1. General principle: Many important biological molecules such as amino acids, peptides, proteins, nucleotides and nucleic acids posses ionisable groups and can therefore be made to exists in solution as electrically charged species either as cations (+) or anions (-). When a mixture of these components are subjected to electric field, they migrate differentially and thus can be separated.
(i) low voltage thin sheet electrophoresis; (ii) high voltage electrophoresis, (iii) gel electrophoresis – native poly acrylamide gel electrophoresis and sodium dodecyl sulphate (SDS) poly acrylamide gel electrophoresis, (iv) isoelectric focussing and (v) isotachophoresis.
The most commonly used electrophoresis is gel electrophoresis. In this technique either agarose or poly acrylamide is used as supporting media. Electrophoresis units are available for running either vertical or horizontal gel systems. Vertical slab gel units are commercially available and routinely used to separate proteins in acrylamide gels. The gel is formed between two glass plates that are clamped together but held apart by plastic spacers. Gel dimensions are mostly 12 cm x 14 cm with a thickness of 0.5 mm to 1.0 mm. A plastic comb is placed in the gel solution and removed after polymersization to provide loading wells for the samples. When the apparatus is assembled, the lower electrophoresis tank buffer surrounds the gel plates and effect cooling of the gel plates.
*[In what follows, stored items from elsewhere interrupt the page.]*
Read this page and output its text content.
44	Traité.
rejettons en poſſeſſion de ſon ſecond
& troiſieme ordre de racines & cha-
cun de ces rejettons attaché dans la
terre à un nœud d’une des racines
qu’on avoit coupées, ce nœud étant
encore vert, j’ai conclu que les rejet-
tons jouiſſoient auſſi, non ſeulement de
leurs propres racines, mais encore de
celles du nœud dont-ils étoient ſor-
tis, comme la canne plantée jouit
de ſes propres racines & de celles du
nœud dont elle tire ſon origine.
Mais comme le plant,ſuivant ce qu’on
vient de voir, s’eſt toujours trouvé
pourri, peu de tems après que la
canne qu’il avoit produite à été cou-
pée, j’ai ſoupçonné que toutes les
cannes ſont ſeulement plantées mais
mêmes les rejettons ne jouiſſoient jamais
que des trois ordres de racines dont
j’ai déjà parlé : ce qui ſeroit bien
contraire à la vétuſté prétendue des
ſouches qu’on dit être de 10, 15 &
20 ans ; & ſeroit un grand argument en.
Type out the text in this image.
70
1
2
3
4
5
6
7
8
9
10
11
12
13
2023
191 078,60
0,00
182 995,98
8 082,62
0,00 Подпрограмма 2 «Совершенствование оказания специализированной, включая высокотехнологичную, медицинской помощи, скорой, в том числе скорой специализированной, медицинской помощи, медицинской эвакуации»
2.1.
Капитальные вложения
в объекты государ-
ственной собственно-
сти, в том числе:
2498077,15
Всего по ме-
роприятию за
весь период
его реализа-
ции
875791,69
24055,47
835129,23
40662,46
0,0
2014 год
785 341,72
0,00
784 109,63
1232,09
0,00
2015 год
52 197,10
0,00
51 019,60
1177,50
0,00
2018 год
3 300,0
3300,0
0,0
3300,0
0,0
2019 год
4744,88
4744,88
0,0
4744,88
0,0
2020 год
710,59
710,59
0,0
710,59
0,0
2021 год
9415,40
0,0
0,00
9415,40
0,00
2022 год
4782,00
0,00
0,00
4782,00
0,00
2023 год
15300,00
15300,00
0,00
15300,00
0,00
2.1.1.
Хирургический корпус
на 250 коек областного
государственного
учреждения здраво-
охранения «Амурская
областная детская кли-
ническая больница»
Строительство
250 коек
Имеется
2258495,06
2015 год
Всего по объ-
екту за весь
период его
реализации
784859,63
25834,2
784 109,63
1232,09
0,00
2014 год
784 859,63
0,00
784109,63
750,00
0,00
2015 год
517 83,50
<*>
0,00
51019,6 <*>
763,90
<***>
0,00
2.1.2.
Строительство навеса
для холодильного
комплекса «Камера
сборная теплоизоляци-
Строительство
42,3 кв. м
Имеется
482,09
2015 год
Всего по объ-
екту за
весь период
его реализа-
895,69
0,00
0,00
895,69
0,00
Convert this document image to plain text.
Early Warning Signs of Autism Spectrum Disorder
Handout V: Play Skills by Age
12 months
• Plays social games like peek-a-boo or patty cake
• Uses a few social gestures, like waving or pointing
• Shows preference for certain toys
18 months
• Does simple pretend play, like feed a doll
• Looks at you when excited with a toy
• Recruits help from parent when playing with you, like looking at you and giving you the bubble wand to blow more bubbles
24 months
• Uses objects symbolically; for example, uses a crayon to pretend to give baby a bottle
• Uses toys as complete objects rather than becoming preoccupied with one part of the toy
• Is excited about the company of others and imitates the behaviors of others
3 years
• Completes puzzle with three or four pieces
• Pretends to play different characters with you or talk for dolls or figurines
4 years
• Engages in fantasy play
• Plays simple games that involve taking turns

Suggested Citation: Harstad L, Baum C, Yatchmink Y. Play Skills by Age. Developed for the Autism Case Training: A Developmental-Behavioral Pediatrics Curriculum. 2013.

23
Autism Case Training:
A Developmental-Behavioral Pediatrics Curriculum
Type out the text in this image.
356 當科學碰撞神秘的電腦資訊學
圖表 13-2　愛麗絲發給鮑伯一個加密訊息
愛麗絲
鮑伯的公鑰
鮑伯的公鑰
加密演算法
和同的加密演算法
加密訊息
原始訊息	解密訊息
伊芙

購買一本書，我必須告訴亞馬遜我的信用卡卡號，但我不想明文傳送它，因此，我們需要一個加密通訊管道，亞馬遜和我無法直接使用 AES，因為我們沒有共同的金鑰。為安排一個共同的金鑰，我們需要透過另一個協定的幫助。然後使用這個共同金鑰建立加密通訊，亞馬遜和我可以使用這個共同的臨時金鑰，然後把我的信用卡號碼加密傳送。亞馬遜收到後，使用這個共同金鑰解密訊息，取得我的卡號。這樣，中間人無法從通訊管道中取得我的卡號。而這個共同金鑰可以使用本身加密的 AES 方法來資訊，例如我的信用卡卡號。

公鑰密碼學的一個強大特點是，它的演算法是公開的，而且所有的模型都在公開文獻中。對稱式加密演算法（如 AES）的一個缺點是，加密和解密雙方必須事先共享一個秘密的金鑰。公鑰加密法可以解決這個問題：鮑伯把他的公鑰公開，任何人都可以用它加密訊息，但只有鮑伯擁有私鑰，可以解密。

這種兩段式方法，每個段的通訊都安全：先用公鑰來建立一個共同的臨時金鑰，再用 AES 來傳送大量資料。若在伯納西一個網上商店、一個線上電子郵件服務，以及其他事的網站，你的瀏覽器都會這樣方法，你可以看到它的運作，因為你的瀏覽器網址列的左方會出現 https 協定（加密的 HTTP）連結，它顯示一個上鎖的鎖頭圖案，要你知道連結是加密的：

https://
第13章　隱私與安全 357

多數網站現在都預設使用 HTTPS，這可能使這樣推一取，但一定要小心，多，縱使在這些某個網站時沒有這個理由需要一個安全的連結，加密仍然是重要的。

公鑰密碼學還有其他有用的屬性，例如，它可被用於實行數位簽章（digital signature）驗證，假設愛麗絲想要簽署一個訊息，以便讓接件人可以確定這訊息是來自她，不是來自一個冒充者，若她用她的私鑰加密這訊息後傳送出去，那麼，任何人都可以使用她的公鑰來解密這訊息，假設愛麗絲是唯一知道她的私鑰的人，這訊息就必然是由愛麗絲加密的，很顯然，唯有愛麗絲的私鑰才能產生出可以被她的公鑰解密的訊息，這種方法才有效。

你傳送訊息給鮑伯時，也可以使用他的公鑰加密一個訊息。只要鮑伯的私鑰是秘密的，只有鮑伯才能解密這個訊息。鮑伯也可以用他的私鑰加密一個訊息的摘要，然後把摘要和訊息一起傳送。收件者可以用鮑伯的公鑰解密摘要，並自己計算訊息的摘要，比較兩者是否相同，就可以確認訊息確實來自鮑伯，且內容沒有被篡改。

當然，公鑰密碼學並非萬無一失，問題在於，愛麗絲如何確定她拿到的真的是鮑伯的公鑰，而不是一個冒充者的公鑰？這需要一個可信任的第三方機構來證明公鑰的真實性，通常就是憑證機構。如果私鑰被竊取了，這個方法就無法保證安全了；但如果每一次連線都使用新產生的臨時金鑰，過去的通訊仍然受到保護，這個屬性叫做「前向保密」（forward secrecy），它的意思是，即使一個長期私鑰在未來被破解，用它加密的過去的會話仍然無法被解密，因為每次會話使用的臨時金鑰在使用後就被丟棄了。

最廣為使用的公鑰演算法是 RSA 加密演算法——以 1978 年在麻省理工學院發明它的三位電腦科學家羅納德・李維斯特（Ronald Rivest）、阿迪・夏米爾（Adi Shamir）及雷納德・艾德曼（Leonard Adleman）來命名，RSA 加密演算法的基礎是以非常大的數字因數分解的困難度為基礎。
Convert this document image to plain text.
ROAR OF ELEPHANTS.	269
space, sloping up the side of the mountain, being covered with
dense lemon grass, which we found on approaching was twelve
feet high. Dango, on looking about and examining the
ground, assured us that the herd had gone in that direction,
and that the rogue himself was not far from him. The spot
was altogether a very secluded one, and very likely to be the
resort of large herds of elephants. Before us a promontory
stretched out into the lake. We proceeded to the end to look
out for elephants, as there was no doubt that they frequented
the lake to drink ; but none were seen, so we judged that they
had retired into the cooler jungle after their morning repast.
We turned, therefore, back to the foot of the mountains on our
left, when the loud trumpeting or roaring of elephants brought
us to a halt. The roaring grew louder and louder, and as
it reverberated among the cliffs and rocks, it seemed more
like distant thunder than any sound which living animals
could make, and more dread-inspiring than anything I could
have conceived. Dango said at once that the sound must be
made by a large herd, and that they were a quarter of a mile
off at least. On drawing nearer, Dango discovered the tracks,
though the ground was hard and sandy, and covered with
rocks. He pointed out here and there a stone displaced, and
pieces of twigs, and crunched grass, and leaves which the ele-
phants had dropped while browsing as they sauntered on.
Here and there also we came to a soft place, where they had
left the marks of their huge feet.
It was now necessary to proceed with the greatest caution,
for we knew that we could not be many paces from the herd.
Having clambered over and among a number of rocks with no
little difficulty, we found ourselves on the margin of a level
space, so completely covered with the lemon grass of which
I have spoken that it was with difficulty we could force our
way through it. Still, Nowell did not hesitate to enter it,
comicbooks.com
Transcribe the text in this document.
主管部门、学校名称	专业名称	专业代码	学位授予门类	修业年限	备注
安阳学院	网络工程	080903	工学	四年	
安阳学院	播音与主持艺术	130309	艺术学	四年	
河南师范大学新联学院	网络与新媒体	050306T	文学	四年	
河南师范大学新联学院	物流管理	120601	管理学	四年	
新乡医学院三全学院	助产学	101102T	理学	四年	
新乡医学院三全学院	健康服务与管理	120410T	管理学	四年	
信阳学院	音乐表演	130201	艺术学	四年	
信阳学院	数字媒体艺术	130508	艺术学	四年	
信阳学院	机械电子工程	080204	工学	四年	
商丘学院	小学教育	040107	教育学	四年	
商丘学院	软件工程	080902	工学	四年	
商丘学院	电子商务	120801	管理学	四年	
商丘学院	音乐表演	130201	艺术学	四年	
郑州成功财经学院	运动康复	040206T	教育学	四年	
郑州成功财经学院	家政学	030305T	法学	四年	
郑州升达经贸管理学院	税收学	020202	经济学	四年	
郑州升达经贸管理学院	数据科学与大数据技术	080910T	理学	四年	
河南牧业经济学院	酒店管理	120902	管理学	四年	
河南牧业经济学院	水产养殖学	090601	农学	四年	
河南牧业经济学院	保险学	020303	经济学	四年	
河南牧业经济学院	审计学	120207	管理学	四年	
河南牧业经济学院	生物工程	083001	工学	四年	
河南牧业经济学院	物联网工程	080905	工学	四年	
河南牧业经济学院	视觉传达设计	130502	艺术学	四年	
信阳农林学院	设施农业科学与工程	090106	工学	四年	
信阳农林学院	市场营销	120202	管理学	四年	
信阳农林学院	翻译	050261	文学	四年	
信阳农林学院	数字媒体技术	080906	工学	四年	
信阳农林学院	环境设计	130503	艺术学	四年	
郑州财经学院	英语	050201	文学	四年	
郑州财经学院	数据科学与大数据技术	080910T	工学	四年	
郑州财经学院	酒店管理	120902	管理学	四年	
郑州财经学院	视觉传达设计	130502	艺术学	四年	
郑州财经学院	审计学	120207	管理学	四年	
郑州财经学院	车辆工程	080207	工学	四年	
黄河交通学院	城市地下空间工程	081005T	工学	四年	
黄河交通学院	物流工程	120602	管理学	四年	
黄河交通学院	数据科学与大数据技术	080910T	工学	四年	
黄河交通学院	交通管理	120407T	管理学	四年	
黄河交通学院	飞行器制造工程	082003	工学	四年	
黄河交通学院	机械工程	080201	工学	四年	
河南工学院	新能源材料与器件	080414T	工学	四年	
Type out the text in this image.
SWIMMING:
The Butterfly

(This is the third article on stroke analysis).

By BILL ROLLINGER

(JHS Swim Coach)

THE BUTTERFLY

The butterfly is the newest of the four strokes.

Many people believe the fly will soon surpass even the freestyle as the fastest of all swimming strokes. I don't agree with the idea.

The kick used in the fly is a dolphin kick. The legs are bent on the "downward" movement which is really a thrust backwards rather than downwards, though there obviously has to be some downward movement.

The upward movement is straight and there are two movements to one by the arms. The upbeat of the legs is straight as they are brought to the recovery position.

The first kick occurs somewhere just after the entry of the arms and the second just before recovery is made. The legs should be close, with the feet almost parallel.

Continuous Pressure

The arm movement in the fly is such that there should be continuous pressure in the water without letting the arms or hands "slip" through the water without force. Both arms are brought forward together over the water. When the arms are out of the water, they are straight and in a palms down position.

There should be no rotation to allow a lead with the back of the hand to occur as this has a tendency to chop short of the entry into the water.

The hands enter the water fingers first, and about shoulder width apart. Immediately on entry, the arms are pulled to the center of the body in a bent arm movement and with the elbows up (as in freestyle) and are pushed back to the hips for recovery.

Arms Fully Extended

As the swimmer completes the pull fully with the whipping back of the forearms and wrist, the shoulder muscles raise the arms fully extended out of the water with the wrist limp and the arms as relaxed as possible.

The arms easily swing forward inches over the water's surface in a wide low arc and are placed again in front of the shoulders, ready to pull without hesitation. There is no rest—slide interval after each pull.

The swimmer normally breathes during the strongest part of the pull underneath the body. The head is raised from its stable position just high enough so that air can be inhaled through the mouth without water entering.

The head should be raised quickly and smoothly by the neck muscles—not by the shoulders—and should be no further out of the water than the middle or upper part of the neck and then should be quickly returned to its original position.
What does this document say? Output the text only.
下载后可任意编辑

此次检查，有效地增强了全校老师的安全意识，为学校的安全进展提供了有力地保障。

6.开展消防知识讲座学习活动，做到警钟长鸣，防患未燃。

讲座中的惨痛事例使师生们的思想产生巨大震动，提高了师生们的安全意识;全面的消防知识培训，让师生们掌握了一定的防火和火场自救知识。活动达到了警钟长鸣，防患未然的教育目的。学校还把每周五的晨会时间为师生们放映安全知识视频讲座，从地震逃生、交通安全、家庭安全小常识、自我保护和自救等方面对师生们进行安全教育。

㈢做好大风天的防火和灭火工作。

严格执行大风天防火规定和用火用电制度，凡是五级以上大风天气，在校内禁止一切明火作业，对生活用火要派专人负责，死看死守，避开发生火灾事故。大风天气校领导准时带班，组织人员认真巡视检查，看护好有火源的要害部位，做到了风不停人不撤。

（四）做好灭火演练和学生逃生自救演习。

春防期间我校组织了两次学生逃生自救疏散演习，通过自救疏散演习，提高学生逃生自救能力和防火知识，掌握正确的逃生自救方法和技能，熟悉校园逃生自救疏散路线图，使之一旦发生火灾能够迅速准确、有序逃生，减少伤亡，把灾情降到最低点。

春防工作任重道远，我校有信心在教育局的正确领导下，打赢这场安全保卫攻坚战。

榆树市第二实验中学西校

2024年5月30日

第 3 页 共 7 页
In horizontal gel system, the gel is cast on a glass or a plastic sheet and placed on a cooling plate. Connection between the gel and electrode buffer is made by using a thick wetted filter paper (wick). The power pack supplies direct current between the electrodes in the electrophoresis unit. All electrophoresis is carried out in appropriate buffer to maintain constant state of ionization of the components being separated. Any variation in pH may alter the over all charge and so the mobility of the molecules being separated (Fig. 10.7).
Agarose Gels: Agarose is a linear polysaccharide made up of repeating units of agarobiose which contains galactose and 3, 6 anhydro galactose. This is isolated from seaweeds. Agaroses gel is usually prepared at the concentration of 1-3% solutions. The gels can be prepared by suspending dry agarose in suitable aqueous buffer then boiling the mixture until a clear solution forms. This is poured and allowed to cool to room temperature to form a rigid gel. Agarose gels are used for the electrophoresis of both proteins and nucleic acids.
Polyacrylamide Gels: Electrophoresis in acrylamide gels is referred as PAGE being an abbreviation for PolyAcrylamide Gel Electrophoresis. Polyacrylamide gels are prepared by dissolving required quantity of acrylamide with a small amount of N, N’-methylene bisacrylamide in suitable buffer. The polymerization is initiated by ammonium persulphate and N, N, N’, N’-tetramethylene diamine (TEMED).The polymerization is free radical mediated reaction. Sodium dodecyl sulphate (SDS) polyacrylamide gel electrophoresis is the most widely used method for analyzing protein mixture qualitatively. It is particularly useful for monitoring protein purification. SDS is an anionic detergent. Samples to be run on SDS-PAGE are first boiled for 5 minutes in sample buffer containing beta mercapitoethanol and SDS. The mercapto ethanol reduces any disulphide bridges and cleave the protein into different sub-units. So, by this electrophoresis different units of proteins can be identified.
· Proteins can be detected by using the dye-solution Coomassie Brilliant Blue R-250 (CBB). Staining is usually carried out using 0.1% CBB in methanol : acetic acid : water in the ratio 5:1:5. The protein bands will look blue in colour.
· Glycoproteins are detected by using periodic acid – schiff (PAS) stain. The bands will appear in red colour.
· Nucleic acids can be detected by using the fluorescent dye ethidium bromide. The nucleic acids bands will appear colourless in black background.